Because knowing that the world, your world, is about to end profoundly effects how you live in the time you have left. But for Isaiah and Jesus, it’s not about bull-riding and sky-diving. Isaiah wants the Israelites to live sure in the knowledge of the coming joy in God’s “new heavens and new earth,” even in the midst of the loss surrounding them. Jesus wants his disciples to endure in faith through the coming trials and take any “opportunity to testify” to the hope they have in his name.
The point of the apocalyptic is not to worry about the end of the world, but to consider prayerfully and faithfully how we are called to live fully in this world in the time we have been given.
That’s what the writer to the Thessalonians is concerned with, too. Perhaps some of the folks in Thessalonica have misunderstood the promise of the second coming of Christ. These folks figure, if the end of the world is upon us, we can stop working. We’ll just be “idle,” live off our Christian brothers and sisters who have a little extra, and hang out until the end of the world comes. But the writer of this letter is convinced that’s a bad idea. Waiting for the Lord, living like the end is upon us, is not an idle activity. Waiting for the Lord involves perseverance, “endurance” as Jesus called it. It involves hard work, in every sense, “toil and labor,” and never being “weary in doing what is right.”

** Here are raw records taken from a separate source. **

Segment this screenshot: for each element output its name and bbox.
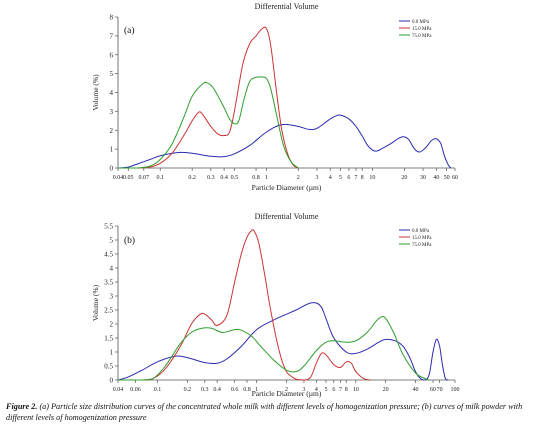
chart-a-legend-label: 75.0 MPa <box>412 34 432 39</box>
chart-a-x-tick-label: 20 <box>401 175 407 181</box>
chart-a-x-tick-label: 0.3 <box>207 175 215 181</box>
chart-b-x-tick-label: 8 <box>345 387 348 393</box>
chart-a-x-tick-label: 40 <box>433 175 439 181</box>
chart-b-legend-label: 0.0 MPa <box>412 229 430 234</box>
chart-a-y-tick-label: 4 <box>110 89 114 97</box>
chart-a-x-tick-label: 60 <box>452 175 458 181</box>
chart-b-y-tick-label: 4 <box>110 265 114 273</box>
chart-b-series-line-2 <box>117 316 430 381</box>
chart-a-x-tick-label: 10 <box>369 175 375 181</box>
chart-b-x-tick-label: 60 <box>430 387 436 393</box>
chart-a-y-tick-label: 2 <box>110 127 114 135</box>
chart-a-y-tick-label: 6 <box>110 51 114 59</box>
chart-b-x-tick-label: 1 <box>255 387 258 393</box>
chart-a-title: Differential Volume <box>255 2 319 11</box>
chart-a-x-tick-label: 6 <box>347 175 350 181</box>
chart-a-y-label: Volume (%) <box>91 74 100 111</box>
chart-b-x-tick-label: 10 <box>353 387 359 393</box>
chart-b-y-tick-label: 5 <box>110 237 114 245</box>
chart-a-x-tick-label: 50 <box>444 175 450 181</box>
chart-b-x-tick-label: 3 <box>302 387 305 393</box>
chart-b-x-tick-label: 0.1 <box>154 387 162 393</box>
chart-a-x-tick-label: 30 <box>420 175 426 181</box>
chart-a-x-tick-label: 0.1 <box>156 175 164 181</box>
caption-body: (a) Particle size distribution curves of… <box>6 402 523 422</box>
chart-b-x-tick-label: 0.3 <box>201 387 209 393</box>
chart-b-y-tick-label: 3.5 <box>104 279 113 287</box>
chart-b: Differential Volume (b) 0 0.5 1 1.5 2 2.5 3 3.5 4 4… <box>91 212 460 398</box>
chart-a-x-tick-label: 0.5 <box>231 175 239 181</box>
chart-b-x-tick-label: 2 <box>285 387 288 393</box>
chart-b-y-label: Volume (%) <box>91 284 100 321</box>
chart-a-x-tick-label: 4 <box>329 175 332 181</box>
chart-b-y-tick-label: 1.5 <box>104 335 113 343</box>
chart-a-y-tick-label: 5 <box>110 70 114 78</box>
chart-b-x-tick-label: 0.8 <box>243 387 251 393</box>
chart-b-x-tick-label: 7 <box>339 387 342 393</box>
chart-a-series-line-2 <box>118 76 299 169</box>
chart-b-title: Differential Volume <box>255 212 319 221</box>
chart-a-x-tick-label: 0.05 <box>123 175 134 181</box>
chart-b-y-tick-label: 2.5 <box>104 307 113 315</box>
chart-b-legend-label: 15.0 MPa <box>412 236 432 241</box>
chart-a-x-tick-label: 0.2 <box>188 175 196 181</box>
chart-b-x-tick-label: 0.06 <box>130 387 141 393</box>
chart-a-x-tick-label: 8 <box>361 175 364 181</box>
chart-b-panel-label: (b) <box>124 235 135 246</box>
chart-a-y-tick-label: 3 <box>110 108 114 116</box>
chart-a-series-line-1 <box>118 26 299 169</box>
chart-b-x-tick-label: 100 <box>451 387 460 393</box>
chart-a-y-tick-label: 0 <box>110 165 114 173</box>
chart-a-x-tick-label: 0.04 <box>113 175 124 181</box>
chart-b-y-tick-label: 0.5 <box>104 363 113 371</box>
chart-b-y-tick-label: 3 <box>110 293 114 301</box>
chart-a-x-tick-label: 0.4 <box>220 175 228 181</box>
chart-a-x-tick-label: 7 <box>354 175 357 181</box>
chart-a-panel-label: (a) <box>124 25 135 36</box>
chart-b-x-tick-label: 6 <box>332 387 335 393</box>
chart-b-x-tick-label: 0.6 <box>231 387 239 393</box>
chart-b-series-line-0 <box>117 302 449 381</box>
figure-caption: Figure 2. (a) Particle size distribution… <box>6 401 546 423</box>
chart-b-x-tick-label: 40 <box>413 387 419 393</box>
chart-b-y-tick-label: 0 <box>110 377 114 385</box>
chart-b-legend-label: 75.0 MPa <box>412 243 432 248</box>
chart-a-legend-label: 15.0 MPa <box>412 27 432 32</box>
chart-a-x-tick-label: 2 <box>297 175 300 181</box>
chart-b-x-tick-label: 5 <box>324 387 327 393</box>
chart-b-x-tick-label: 0.04 <box>113 387 124 393</box>
chart-a-x-tick-label: 3 <box>315 175 318 181</box>
chart-a-x-tick-label: 5 <box>339 175 342 181</box>
chart-a-series-line-0 <box>117 114 452 169</box>
chart-a-x-tick-label: 1 <box>265 175 268 181</box>
chart-a-x-label: Particle Diameter (µm) <box>252 183 322 192</box>
chart-a-y-tick-label: 7 <box>110 32 114 40</box>
chart-b-x-tick-label: 0.4 <box>213 387 221 393</box>
chart-a-y-tick-label: 1 <box>110 146 114 154</box>
chart-a-x-tick-label: 0.8 <box>252 175 260 181</box>
chart-a-y-tick-label: 8 <box>110 14 114 22</box>
chart-b-x-label: Particle Diameter (µm) <box>252 389 322 398</box>
chart-b-y-tick-label: 4.5 <box>104 251 113 259</box>
chart-a-x-tick-label: 0.07 <box>139 175 150 181</box>
chart-b-y-tick-label: 5.5 <box>104 223 113 231</box>
chart-b-x-tick-label: 70 <box>437 387 443 393</box>
chart-b-y-tick-label: 1 <box>110 349 114 357</box>
chart-b-x-tick-label: 0.2 <box>184 387 192 393</box>
chart-b-series-line-1 <box>117 229 371 381</box>
caption-lead: Figure 2. <box>6 402 38 411</box>
chart-b-x-tick-label: 4 <box>315 387 318 393</box>
chart-b-y-tick-label: 2 <box>110 321 114 329</box>
chart-a-legend-label: 0.0 MPa <box>412 20 430 25</box>
chart-b-x-tick-label: 20 <box>383 387 389 393</box>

And that’s as true for us Christians living today as it was for the earliest Christians. Because, the truth is, the end of the world as we know it has, in fact, already come. We are living in this in-between time, this precious moment between Christ’s incarnation in the world and his second coming. The end of the world as we know it came with Christ’s death and resurrection and the new heavens and new earth promised by Isaiah have been in the works ever since. You and I are living in that brand new world, that transforming and transformative world. And that kind of transformation, that kind of divinely-powered change involves some real upheaval. In spite of the deeply troubling realities in the world around us, in spite of the deeply troubling realities in our own lives, we are, most assuredly, inhabitants of the new Jerusalem. And the “endurance” to which Jesus urges us is to persevere in hope, in the faith that God’s new creation is in the process of being established. By the power of the Spirit, we are participating in God’s great work of making present the kingdom of God in the realities of our lives and our world.
Yes, the end of the world is upon us, not tomorrow, not the next day, not 100 years from now, but right now and already. Through the death and resurrection of Christ Jesus, the end of the world has come and the new heavens and the new earth are being established in the name of God. So, “make his deeds known to the peoples; tell out his exalted Name. Praise the Lord, who has done great things; all his works his might proclaim… Lift your voice in singing, for with you has come to dwell, in your very midst, the great and Holy One of Israel.” Amen.